UK Furniture Imports by Year
Last updated:
Source: HMRC UK Trade Info Overseas Trade Statistics API for HS 9401, 9402 and 9403; ECB monthly GBP/EUR exchange rates for euro conversion.
Source description: Annual UK furniture imports aggregated from monthly HMRC UK Trade Info OTS data. Imports are reported by country of dispatch and cover HS 9401 seating, HS 9402 medical and specialist furniture, and HS 9403 other furniture and parts.
Table ID: industry/trade/uk_furniture_imports_ukti_hs4
Key findings:
- In 2025, UK furniture imports reached £7.82 billion, still 11.6% below the 2022 peak, indicating cautious demand recovery.
- The 3.3% increase over three years suggests a stabilizing market, yet challenges remain in sustaining growth momentum.

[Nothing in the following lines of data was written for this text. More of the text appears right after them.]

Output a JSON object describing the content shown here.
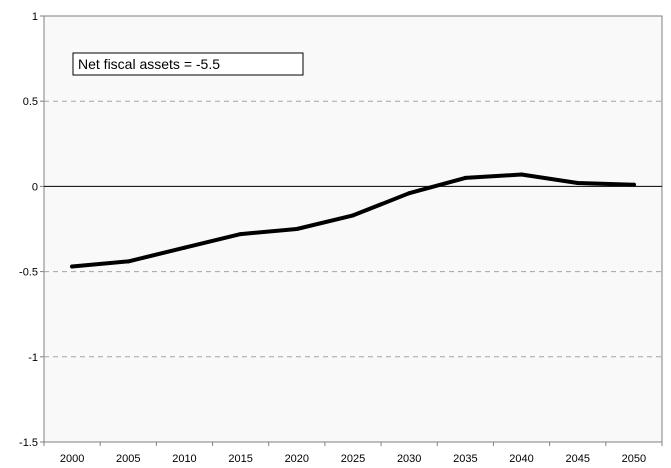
{
  "chart_data": {
    "type": "line",
    "title": "",
    "xlabel": "",
    "ylabel": "",
    "x": [
      2000,
      2005,
      2010,
      2015,
      2020,
      2025,
      2030,
      2035,
      2040,
      2045,
      2050
    ],
    "series": [
      {
        "values": [
          -0.47,
          -0.44,
          -0.36,
          -0.28,
          -0.25,
          -0.17,
          -0.04,
          0.05,
          0.07,
          0.02,
          0.01
        ]
      }
    ],
    "ylim": [
      -1.5,
      1
    ],
    "y_ticks": [
      1,
      0.5,
      0,
      -0.5,
      -1,
      -1.5
    ],
    "y_tick_labels": [
      "1",
      "0.5",
      "0",
      "-0.5",
      "-1",
      "-1.5"
    ],
    "x_tick_labels": [
      "2000",
      "2005",
      "2010",
      "2015",
      "2020",
      "2025",
      "2030",
      "2035",
      "2040",
      "2045",
      "2050"
    ],
    "gridlines": "dashed at 0.5, -0.5, -1",
    "zero_line": true,
    "annotation": "Net fiscal assets = -5.5",
    "colors": {
      "plot_background": "#f9f9f9",
      "series_line": "#000000",
      "grid": "#a6a6a6",
      "axis": "#808080"
    }
  }
}
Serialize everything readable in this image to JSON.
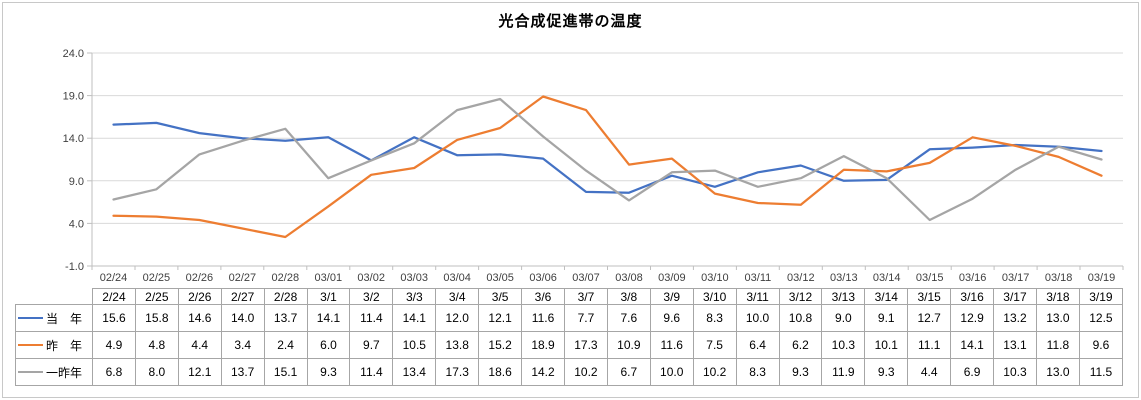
{
  "colors": {
    "series_current_year": "#4472C4",
    "series_last_year": "#ED7D31",
    "series_two_years_ago": "#A5A5A5",
    "gridline": "#D9D9D9",
    "axis": "#BFBFBF",
    "axis_text": "#404040",
    "table_border": "#A6A6A6",
    "frame_border": "#C8C8C8"
  },
  "chart_data": {
    "type": "line",
    "title": "光合成促進帯の温度",
    "categories": [
      "02/24",
      "02/25",
      "02/26",
      "02/27",
      "02/28",
      "03/01",
      "03/02",
      "03/03",
      "03/04",
      "03/05",
      "03/06",
      "03/07",
      "03/08",
      "03/09",
      "03/10",
      "03/11",
      "03/12",
      "03/13",
      "03/14",
      "03/15",
      "03/16",
      "03/17",
      "03/18",
      "03/19"
    ],
    "series": [
      {
        "id": "current-year",
        "name": "当　年",
        "color": "#4472C4",
        "values": [
          15.6,
          15.8,
          14.6,
          14.0,
          13.7,
          14.1,
          11.4,
          14.1,
          12.0,
          12.1,
          11.6,
          7.7,
          7.6,
          9.6,
          8.3,
          10.0,
          10.8,
          9.0,
          9.1,
          12.7,
          12.9,
          13.2,
          13.0,
          12.5
        ]
      },
      {
        "id": "last-year",
        "name": "昨　年",
        "color": "#ED7D31",
        "values": [
          4.9,
          4.8,
          4.4,
          3.4,
          2.4,
          6.0,
          9.7,
          10.5,
          13.8,
          15.2,
          18.9,
          17.3,
          10.9,
          11.6,
          7.5,
          6.4,
          6.2,
          10.3,
          10.1,
          11.1,
          14.1,
          13.1,
          11.8,
          9.6
        ]
      },
      {
        "id": "two-years-ago",
        "name": "一昨年",
        "color": "#A5A5A5",
        "values": [
          6.8,
          8.0,
          12.1,
          13.7,
          15.1,
          9.3,
          11.4,
          13.4,
          17.3,
          18.6,
          14.2,
          10.2,
          6.7,
          10.0,
          10.2,
          8.3,
          9.3,
          11.9,
          9.3,
          4.4,
          6.9,
          10.3,
          13.0,
          11.5
        ]
      }
    ],
    "xlabel": "",
    "ylabel": "",
    "ylim": [
      -1.0,
      24.0
    ],
    "y_ticks": [
      24.0,
      19.0,
      14.0,
      9.0,
      4.0,
      -1.0
    ],
    "grid": true,
    "legend_position": "table-left-column"
  },
  "table": {
    "header_dates": [
      "2/24",
      "2/25",
      "2/26",
      "2/27",
      "2/28",
      "3/1",
      "3/2",
      "3/3",
      "3/4",
      "3/5",
      "3/6",
      "3/7",
      "3/8",
      "3/9",
      "3/10",
      "3/11",
      "3/12",
      "3/13",
      "3/14",
      "3/15",
      "3/16",
      "3/17",
      "3/18",
      "3/19"
    ]
  }
}
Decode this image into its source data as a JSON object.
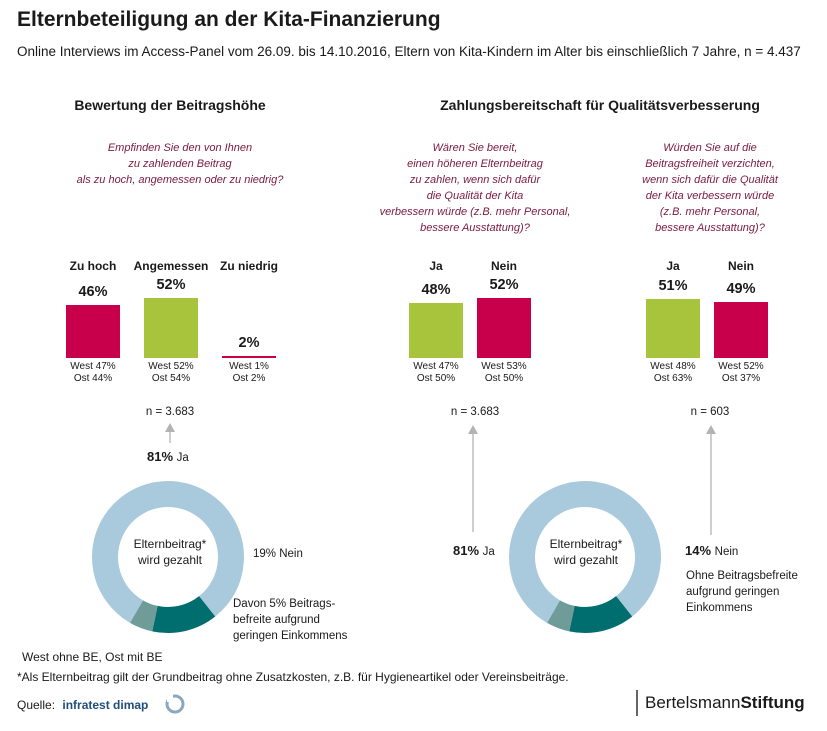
{
  "title": "Elternbeteiligung an der Kita-Finanzierung",
  "subtitle": "Online Interviews im Access-Panel vom 26.09. bis 14.10.2016, Eltern von Kita-Kindern im Alter bis einschließlich 7 Jahre, n = 4.437",
  "colors": {
    "red": "#c8004b",
    "green": "#a8c43c",
    "lightblue": "#a9c9dc",
    "teal": "#006e6e",
    "grayteal": "#6f9c98",
    "question": "#7a1a3e"
  },
  "sections": {
    "left": "Bewertung der Beitragshöhe",
    "right": "Zahlungsbereitschaft für Qualitätsverbesserung"
  },
  "questions": {
    "q1": [
      "Empfinden Sie den von Ihnen",
      "zu zahlenden Beitrag",
      "als zu hoch, angemessen oder zu niedrig?"
    ],
    "q2": [
      "Wären Sie bereit,",
      "einen höheren Elternbeitrag",
      "zu zahlen, wenn sich dafür",
      "die Qualität der Kita",
      "verbessern würde (z.B. mehr Personal,",
      "bessere Ausstattung)?"
    ],
    "q3": [
      "Würden Sie auf die",
      "Beitragsfreiheit verzichten,",
      "wenn sich dafür die Qualität",
      "der Kita verbessern würde",
      "(z.B. mehr Personal,",
      "bessere Ausstattung)?"
    ]
  },
  "chart_data": [
    {
      "type": "bar",
      "categories": [
        "Zu hoch",
        "Angemessen",
        "Zu niedrig"
      ],
      "values": [
        46,
        52,
        2
      ],
      "value_labels": [
        "46%",
        "52%",
        "2%"
      ],
      "colors": [
        "#c8004b",
        "#a8c43c",
        "#c8004b"
      ],
      "sublabels": [
        [
          "West 47%",
          "Ost 44%"
        ],
        [
          "West 52%",
          "Ost 54%"
        ],
        [
          "West 1%",
          "Ost 2%"
        ]
      ],
      "n": "n = 3.683"
    },
    {
      "type": "bar",
      "categories": [
        "Ja",
        "Nein"
      ],
      "values": [
        48,
        52
      ],
      "value_labels": [
        "48%",
        "52%"
      ],
      "colors": [
        "#a8c43c",
        "#c8004b"
      ],
      "sublabels": [
        [
          "West 47%",
          "Ost 50%"
        ],
        [
          "West 53%",
          "Ost 50%"
        ]
      ],
      "n": "n = 3.683"
    },
    {
      "type": "bar",
      "categories": [
        "Ja",
        "Nein"
      ],
      "values": [
        51,
        49
      ],
      "value_labels": [
        "51%",
        "49%"
      ],
      "colors": [
        "#a8c43c",
        "#c8004b"
      ],
      "sublabels": [
        [
          "West 48%",
          "Ost 63%"
        ],
        [
          "West 52%",
          "Ost 37%"
        ]
      ],
      "n": "n = 603"
    },
    {
      "type": "pie",
      "segments": [
        {
          "value": 81,
          "color": "#a9c9dc"
        },
        {
          "value": 14,
          "color": "#006e6e"
        },
        {
          "value": 5,
          "color": "#6f9c98"
        }
      ],
      "center": [
        "Elternbeitrag*",
        "wird gezahlt"
      ]
    }
  ],
  "donut_labels": {
    "top_pct": "81%",
    "top_ja": "Ja",
    "left_nein": "19% Nein",
    "left_befreite": [
      "Davon 5% Beitrags-",
      "befreite aufgrund",
      "geringen Einkommens"
    ],
    "mid_pct": "81%",
    "mid_ja": "Ja",
    "right_pct": "14%",
    "right_nein": "Nein",
    "right_befreite": [
      "Ohne Beitragsbefreite",
      "aufgrund geringen",
      "Einkommens"
    ]
  },
  "footer": {
    "note1": "West ohne BE, Ost mit BE",
    "note2": "*Als Elternbeitrag gilt der Grundbeitrag ohne Zusatzkosten, z.B. für Hygieneartikel oder Vereinsbeiträge.",
    "source_label": "Quelle:",
    "source_name": "infratest dimap",
    "brand_a": "Bertelsmann",
    "brand_b": "Stiftung"
  }
}
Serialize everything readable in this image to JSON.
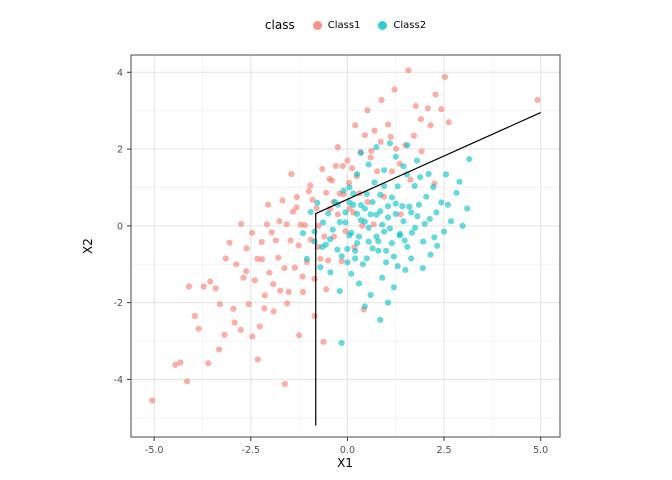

- The latest import value aligns with the broader retail market size trend, which reached £14.31 billion in 2025, adding context to consumer spending signals.
Latest data:
| x_axis | value |
|---|---|
| 2018 | 6.22 |
| 2019 | 6.64 |
| 2020 | 5.77 |
| 2021 | 7.33 |
| 2022 | 8.85 |
| 2023 | 7.57 |
| 2024 | 7.71 |
| 2025 | 7.82 |
This page tracks how much furniture the United Kingdom buys from overseas each year, covering seating, specialist furniture, other furniture and furniture parts. It is useful for understanding how exposed the UK market is to imported ranges, overseas manufacturing capacity and supply-chain conditions. For a market with a large retail base and limited domestic production in many categories, import value is one of the clearest signals of how UK demand is being supplied.
Market Context
The UK furniture market is highly connected to global supply chains: retailers, ecommerce sellers and contract suppliers depend on imported finished goods and components across price points. Reading imports over time helps show whether demand is being met through overseas sourcing, whether buyers are leaning more on international suppliers, and how exchange-rate or freight changes may be affecting landed values.
Because the series is measured in trade value, it should be read alongside UK retail sales, household demand and exports. Import value can rise because households and businesses buy more furniture, but also because product mix shifts, prices rise, the pound weakens, or shipping costs change. UK Trade Info records partner countries by dispatch, so the country route may not always be the factory origin.